Oh, and you'd be shocked how many of these narcissistic people submit their photos to these, attractive or not.


Anonymous said...

As everyone knows, the only scale that matters is binary. It's 0 if you wouldn't, 1 if you would. All the fine gradations are irrelevant.

Anonymous said...

In re: attractiveness. Subjective rating systems run into problems all the time, and they are difficult to rectify. I ran into this in determining airplane handling qualities. It's easy to measure how many pounds of force it takes to push a control, but determining if that is heavy or light depends on a number of exogenous variables. For instance, in level flight, pilots like nice light controls, but on landing, or in emergencies, most usually prefer much higher control forces. And this preference is mostly unconscious, that is, they think the controls got really light when in fact it took the same force to move them in the different circumstances.
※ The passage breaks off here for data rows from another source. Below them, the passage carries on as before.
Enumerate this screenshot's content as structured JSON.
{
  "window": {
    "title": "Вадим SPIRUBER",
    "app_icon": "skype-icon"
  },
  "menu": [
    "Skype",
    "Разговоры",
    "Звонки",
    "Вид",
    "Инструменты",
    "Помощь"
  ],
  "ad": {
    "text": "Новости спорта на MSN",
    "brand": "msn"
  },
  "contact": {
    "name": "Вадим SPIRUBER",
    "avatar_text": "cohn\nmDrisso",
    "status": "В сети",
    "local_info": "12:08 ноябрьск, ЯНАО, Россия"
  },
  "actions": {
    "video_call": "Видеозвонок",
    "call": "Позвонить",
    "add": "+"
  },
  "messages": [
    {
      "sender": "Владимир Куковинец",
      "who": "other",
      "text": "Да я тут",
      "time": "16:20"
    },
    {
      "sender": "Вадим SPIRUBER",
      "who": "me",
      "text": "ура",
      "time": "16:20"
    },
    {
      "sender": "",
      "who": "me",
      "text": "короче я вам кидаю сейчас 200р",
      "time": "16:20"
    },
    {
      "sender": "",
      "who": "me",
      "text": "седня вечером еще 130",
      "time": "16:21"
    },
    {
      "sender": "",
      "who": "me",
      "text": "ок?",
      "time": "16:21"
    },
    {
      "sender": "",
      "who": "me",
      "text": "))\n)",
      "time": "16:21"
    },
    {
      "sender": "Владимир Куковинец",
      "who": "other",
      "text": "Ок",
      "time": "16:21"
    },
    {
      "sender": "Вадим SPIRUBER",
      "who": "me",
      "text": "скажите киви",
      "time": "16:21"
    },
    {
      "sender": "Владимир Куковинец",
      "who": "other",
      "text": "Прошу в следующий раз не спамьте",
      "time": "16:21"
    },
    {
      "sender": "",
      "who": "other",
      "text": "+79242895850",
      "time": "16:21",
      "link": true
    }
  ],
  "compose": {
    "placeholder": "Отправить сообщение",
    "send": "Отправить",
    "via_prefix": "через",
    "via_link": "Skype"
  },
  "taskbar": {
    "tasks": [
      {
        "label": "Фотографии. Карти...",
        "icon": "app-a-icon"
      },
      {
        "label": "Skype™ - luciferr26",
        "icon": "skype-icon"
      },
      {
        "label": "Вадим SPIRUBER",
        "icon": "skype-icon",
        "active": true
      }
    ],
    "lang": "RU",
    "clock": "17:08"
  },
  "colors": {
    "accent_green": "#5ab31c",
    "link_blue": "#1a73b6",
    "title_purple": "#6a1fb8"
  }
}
So, as to attractiveness, I'd venture there is enough variability over time to make a statistical referencing invalid (i.e., 1% change or 1 std dev. or whatever you take as a point) especially if you're surveying a large group.

One of my college roomies developed his own attractiveness rating, based on Helen of Troy. Since she had a face that launched a thousand ships, he based the (very sparse) local population of available female companions in milliHelens, with one milliHelen being the beauty required to launch one ship. One thing we noticed with his milliHelen system was that there seemed to be mostly 200-300's and 700-800's with a relative paucity of the very low, very high, and average 'ratings.' This could possibly be explained by the variability. If I thought of a woman as sometimes somewhat attractive and sometimes as average, if asked I would probably rate her as a 7 rather than a 5, even if most of the time I thought of her as a 5. However, if I knew a very attractive woman that for some reason did not strike me as attractive even once, I think that would have also shown up as a downgrade in the ratings. (To tie that back to the airplane handling example, pilots generally rate an airplane with unattractive control characteristics for only a small percentage of the time as badly as an airplane that generally handles pretty badly, but is flyable.)